Special Features: 5/5
Audio Commentary: carried over from the Warners DVD, Dr. Drew Casper offers one of his nattery, repetitive commentary tracks filled with reflections on key elements of the movie but neglectful of basic research on the actors he’s discussing on the screen (would having a cast list before him during the recording have been so difficult so he could have referred to actors like Anthony Caruso or Dorothy Tree by their names when trying to make a point?). Three times, vintage comments from actor James Whitmore talking about the film are inserted into the track. It’s a pity the archives didn’t have more of the actor’s comments about the movie classic.
John Huston Introduction (0:50, HD): the writer-director comments on what the film is presenting.
Pharos of Chaos (1:59:02, HD): a 1983 documentary on actor Sterling Hayden finding him living in solitary on a river barge and ruminating often while high on grass or booze about his present vagabond lifestyle, his writing, his appearance before HUAC, and his movie career.
Eddie Muller Video Essay (24:10, HD): the film noir historian breaks down components of the film and its participants before and behind the camera.
John Bailey Interview (20:12, HD): the cinematographer analyzes the visual techniques in the movie accomplished by director John Huston and his Oscar-winning cinematographer Harold Rosson.
City Lights (48:28, HD): a magnificent 1979 interview of writer-director John Huston by Canadian interviewer Brian Linehan who is able to touch on only a fraction of the director’s large filmography of classic titles.
The Huston Touch (6:01): an audio recording of John Huston commenting on his writing process and the design of the film’s look and sound.
Theatrical Trailer (2:37, HD)
Enclosed Pamphlet: contains the cast and crew list, information on the video and audio transfer, and critic Geoffrey O’Brien’s analysis of the film.

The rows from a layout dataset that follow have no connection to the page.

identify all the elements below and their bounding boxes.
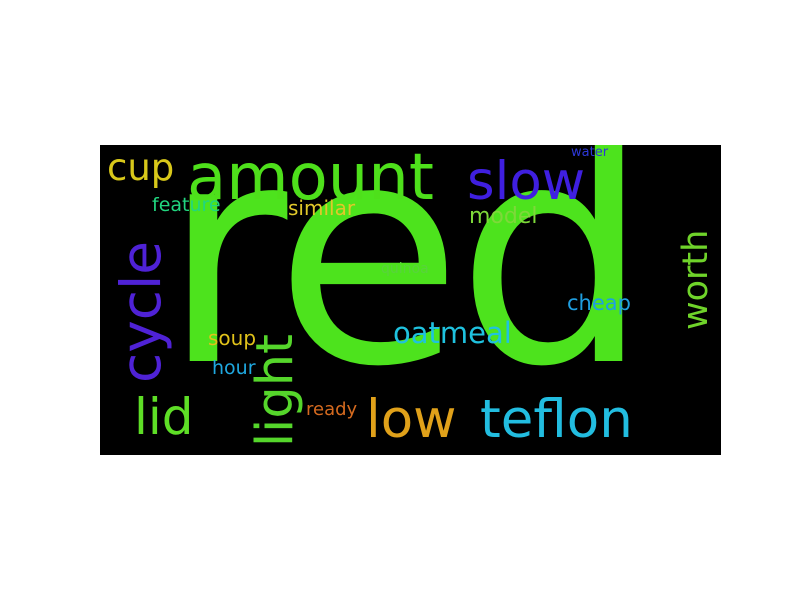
word-amount: amount [187,145,434,215]
word-cycle: cycle [109,240,173,383]
word-hour: hour [212,357,256,379]
word-cheap: cheap [567,291,631,315]
word-soup: soup [208,326,257,350]
word-worth: worth [676,229,716,330]
word-red: red [162,145,650,433]
word-model: model [469,204,538,229]
word-oatmeal: oatmeal [393,316,512,350]
word-ready: ready [306,399,358,420]
word-lid: lid [134,388,194,446]
word-slow: slow [467,151,586,212]
word-water: water [571,145,609,160]
word-cup: cup [107,146,175,189]
word-feature: feature [152,194,221,216]
word-light: light [246,333,305,447]
word-similar: similar [288,196,356,220]
word-quinoa: quinoa [381,261,429,277]
word-teflon: teflon [480,389,633,450]
word-cloud: red amount slow cup cycle light worth li… [100,145,721,455]
word-low: low [366,389,457,450]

Timeline: can be pulled up from the menu or by pushing the red button on the remote. It shows you your progress on the disc, the title of the chapter you’re now in, and index markers for the commentary that goes along with the film, all of which can be switched on the fly. Additionally, two other buttons on the remote can place or remove bookmarks if you decide to stop viewing before reaching the end of the film or want to mark specific places for later reference.
An undisputed classic heist film, The Asphalt Jungle has only gotten more respected and studied in the years since its initial release, and Criterion’s Blu-ray release finally gives it the home video transfer such a masterpiece deserves. Complete with a magnificent set of bonus features, this Criterion release comes with the highest recommendation.